As the CEO & Founder of Manufacture New York, a fashion design and production incubator for independent designers, Bland talks of the gender inequality she herself has endured in her own industry. She’s tired of what she described as over preparing and over working just to compete with her fellow male peers.
“I’m supposed to be nice and fun and serious and at the same time,” she said. “Then still, most of the time, I’m lucky if I get 10% of attention that any man gets.”
This precise moment in history, Bland holds, isn’t just a tipping point for women; it’s a tipping point for people of color, immigrants, the religiously persecuted, people who identify as LGBTQIA, and anyone else who feels alienated or targeted. “We’ve seen [people] come out and say ‘I’ve had it,” she said.

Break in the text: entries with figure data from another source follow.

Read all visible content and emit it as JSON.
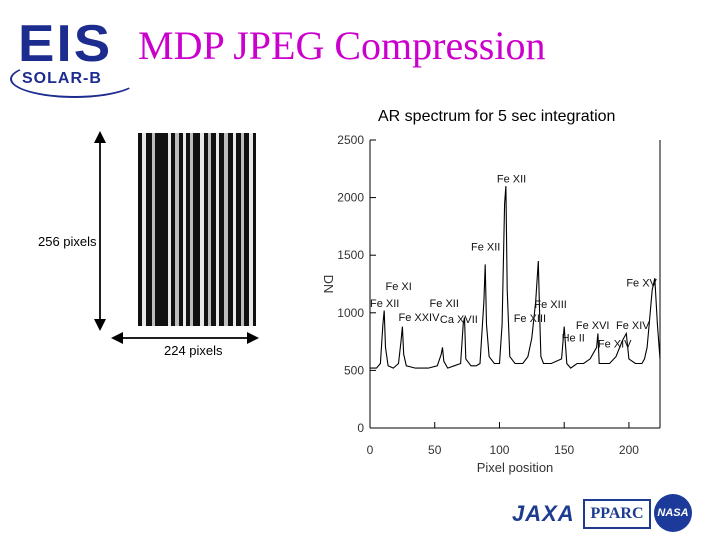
{
  "header": {
    "title": "MDP JPEG Compression",
    "logo_main": "EIS",
    "logo_sub": "SOLAR-B"
  },
  "image_panel": {
    "height_label": "256 pixels",
    "width_label": "224 pixels"
  },
  "chart_data": {
    "type": "line",
    "title": "AR spectrum for 5 sec integration",
    "xlabel": "Pixel position",
    "ylabel": "DN",
    "xlim": [
      0,
      224
    ],
    "ylim": [
      0,
      2500
    ],
    "xticks": [
      0,
      50,
      100,
      150,
      200
    ],
    "yticks": [
      0,
      500,
      1000,
      1500,
      2000,
      2500
    ],
    "x": [
      0,
      5,
      8,
      10,
      11,
      12,
      14,
      18,
      22,
      24,
      25,
      26,
      28,
      35,
      45,
      52,
      55,
      56,
      57,
      60,
      65,
      70,
      72,
      73,
      74,
      78,
      82,
      85,
      88,
      89,
      90,
      92,
      96,
      100,
      102,
      104,
      105,
      106,
      108,
      112,
      118,
      122,
      125,
      128,
      130,
      131,
      132,
      134,
      140,
      148,
      150,
      152,
      155,
      160,
      165,
      170,
      175,
      176,
      177,
      180,
      185,
      190,
      195,
      198,
      200,
      205,
      210,
      212,
      214,
      216,
      218,
      220,
      222,
      224
    ],
    "y": [
      520,
      520,
      560,
      900,
      1020,
      700,
      540,
      520,
      560,
      760,
      880,
      640,
      540,
      520,
      520,
      540,
      640,
      700,
      580,
      520,
      540,
      560,
      900,
      960,
      600,
      540,
      540,
      560,
      1100,
      1420,
      900,
      620,
      560,
      560,
      900,
      1950,
      2100,
      1200,
      620,
      560,
      560,
      620,
      780,
      1100,
      1450,
      1000,
      620,
      560,
      560,
      600,
      880,
      560,
      520,
      560,
      560,
      600,
      700,
      820,
      560,
      560,
      560,
      620,
      760,
      820,
      600,
      560,
      560,
      600,
      700,
      940,
      1200,
      1300,
      900,
      600
    ],
    "annotations": [
      {
        "text": "Fe XII",
        "x": 98,
        "y": 2130
      },
      {
        "text": "Fe XII",
        "x": 78,
        "y": 1540
      },
      {
        "text": "Fe XI",
        "x": 12,
        "y": 1200
      },
      {
        "text": "Fe XII",
        "x": 0,
        "y": 1050
      },
      {
        "text": "Fe XII",
        "x": 46,
        "y": 1050
      },
      {
        "text": "Fe XXIV",
        "x": 22,
        "y": 930
      },
      {
        "text": "Ca XVII",
        "x": 54,
        "y": 910
      },
      {
        "text": "Fe XIII",
        "x": 127,
        "y": 1040
      },
      {
        "text": "Fe XIII",
        "x": 111,
        "y": 920
      },
      {
        "text": "He II",
        "x": 148,
        "y": 750
      },
      {
        "text": "Fe XVI",
        "x": 159,
        "y": 860
      },
      {
        "text": "Fe XIV",
        "x": 190,
        "y": 860
      },
      {
        "text": "Fe XIV",
        "x": 176,
        "y": 700
      },
      {
        "text": "Fe XV",
        "x": 198,
        "y": 1230
      }
    ]
  },
  "footer": {
    "logo_jaxa": "JAXA",
    "logo_pparc": "PPARC",
    "logo_nasa": "NASA"
  },
  "colors": {
    "title": "#cc00cc",
    "brand": "#1d2c8f"
  }
}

Bland is fired up, and intent on growing her network beyond the January march. Along with her co-founders, she’s pursuing status as a nonprofit and social welfare organization.
“Even after the march, we want to continue on as an organization and a movement to promote gender parity and equity in society and in leadership,” she stated. “We want to keep this conversation going.”
None of this was in the plan, but then again, from her perspective, neither was the election outcome.
“At the time, none of us had any idea how much [the march] would resonate with women and our male allies all over the country,” she said, “but it has given us something to look forward to.”